Sergio Diniz da Costa: 'A ética no Direito e a inteligência espiritual'
O Quociente Espiritual (QS) permite que seres humanos sejam criativos, mudem as regras, alterem situações
A sociedade ocidental sempre priorizou a razão, entendida esta como “raciocínio que usamos para solucionar problemas lógicos”, como única forma de o ser humano apreender a realidade que o cerca. E de tal forma a razão foi entronizada que psicólogos desenvolveram testes para medir esse tipo de inteligência, classificando-o por graus, mais conhecido como Q.I. (Quociente de Inteligência). O Q.I. indicaria as habilidades ou talentos de uma pessoa e, desta forma, quanto mais alto o índice, maior seria a sua inteligência.

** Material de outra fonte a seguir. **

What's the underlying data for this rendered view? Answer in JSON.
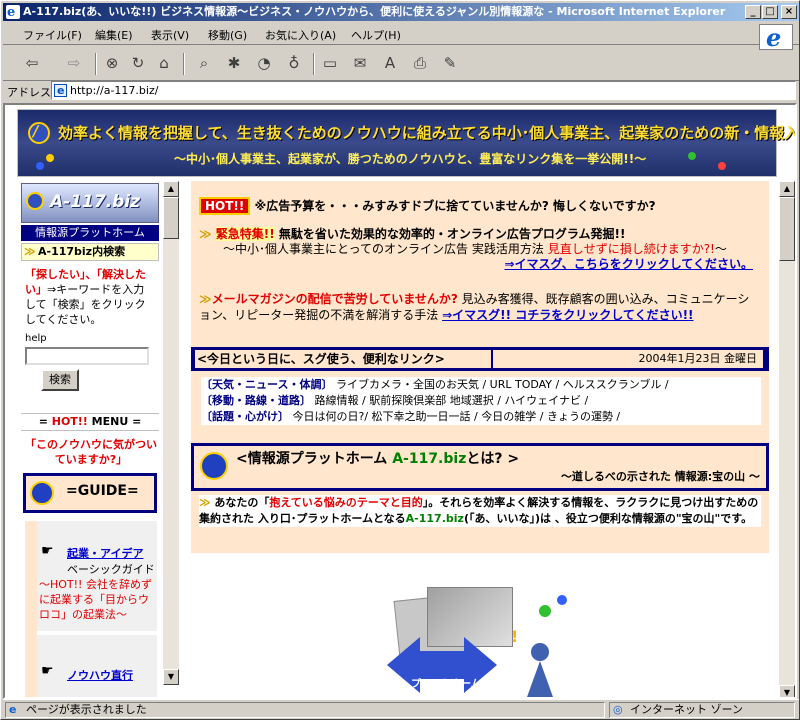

Alguns pensadores ocidentais, incluindo cientistas, no entanto, intuíram outro patamar dentro do campo da inteligência. Na memorável obra “O Pequeno Príncipe”, Antoine de Saint-Exupéry filosofava que “É com o coração que se vê corretamente; o essencial é invisível aos olhos”. Einstein afirmou com convicção: “A imaginação é mais importante do que o conhecimento”; e indo mais além, chegou à conclusão que “O homem erudito é um descobridor de fatos que já existem – mas o homem sábio é um criador de valores que não existem e que ele faz existir”. Em meados da década de 1990, o psicólogo americano Daniel Goleman, phD da Universidade de Harvard, trouxe a público pesquisas realizadas por numerosos neurocientistas e psicólogos, que detectaram uma nova modalidade de inteligência, à qual denominaram de inteligência emocional (QE). O QE “dá-nos percepção de nossos sentimentos e
dos sentimentos dos outros. Dá-nos empatia, compaixão, motivação e capacidade de reagir apropriadamente à dor e ao prazer. Conforme observou Goleman, o QE constitui requisito básico para emprego efetivo do QI”.9 A teoria da inteligência emocional, portanto, redefiniu o que é ser inteligente.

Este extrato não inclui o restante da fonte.